BTW, I like that mock-up; I hadn't seen it before.


Some people have been watching too much Terminator :)

I believe that Liquidmetal (tm) alloy looks more like pewter, unless you highly polish it. Even then, a satin finish seems more popular for it.

View attachment 356243

The first Liquidmetal phone chassis (see below) was done by Samsung back in 2008. It was billed as extra resistant to scratches. They'd been using it since around 2002 for hinges and trim.

View attachment 356242

Apple later purchased permanent exclusive rights to LM for consumer electronics, so no one else could ever use those particular alloys.


Thanks for the insight. I wasn't aware of those things.
 
Apple generally uses something akin to hard anodized aircraft quality aluminum. Same as the Mag lights you see at the hardware stores. Beautiful finish and hard as hell.

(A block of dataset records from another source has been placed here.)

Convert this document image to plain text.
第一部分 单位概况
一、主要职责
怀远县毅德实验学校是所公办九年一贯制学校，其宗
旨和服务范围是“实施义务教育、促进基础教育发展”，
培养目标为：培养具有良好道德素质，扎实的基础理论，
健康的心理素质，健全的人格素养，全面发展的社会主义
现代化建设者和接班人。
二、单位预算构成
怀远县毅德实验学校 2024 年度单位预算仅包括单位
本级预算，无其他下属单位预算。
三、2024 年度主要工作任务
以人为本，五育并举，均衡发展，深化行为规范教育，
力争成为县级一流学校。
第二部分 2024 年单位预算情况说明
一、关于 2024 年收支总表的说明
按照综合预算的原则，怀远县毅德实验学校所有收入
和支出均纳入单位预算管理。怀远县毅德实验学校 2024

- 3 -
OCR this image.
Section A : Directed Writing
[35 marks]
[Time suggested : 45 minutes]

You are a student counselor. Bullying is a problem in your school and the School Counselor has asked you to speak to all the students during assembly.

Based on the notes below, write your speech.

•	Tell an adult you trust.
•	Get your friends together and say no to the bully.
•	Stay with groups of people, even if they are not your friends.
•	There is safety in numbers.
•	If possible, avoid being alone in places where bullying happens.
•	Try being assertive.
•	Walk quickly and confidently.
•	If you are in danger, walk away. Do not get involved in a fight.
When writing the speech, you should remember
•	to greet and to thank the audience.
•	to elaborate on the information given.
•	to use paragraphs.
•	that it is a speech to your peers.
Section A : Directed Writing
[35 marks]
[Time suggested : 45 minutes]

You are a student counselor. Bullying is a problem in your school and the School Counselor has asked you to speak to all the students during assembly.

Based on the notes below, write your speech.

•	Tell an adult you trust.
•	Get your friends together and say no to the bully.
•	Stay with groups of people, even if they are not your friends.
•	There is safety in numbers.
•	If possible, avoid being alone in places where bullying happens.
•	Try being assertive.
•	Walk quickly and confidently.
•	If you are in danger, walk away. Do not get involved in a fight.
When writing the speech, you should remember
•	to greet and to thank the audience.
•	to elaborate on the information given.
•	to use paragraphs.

Anodizing does harden the top surface, and some alloys are harder then others (are the maglite tubes as hard as the caps at the back?): dropping the metal pin from a usb cable on a unibody mbp already makes a dent...(I mean tiny imprint).
I wonder why they didn't make the 4/4s rims in aluminum, if that would be suited, and chose stainless steel. Aluminum can be stiffer after all.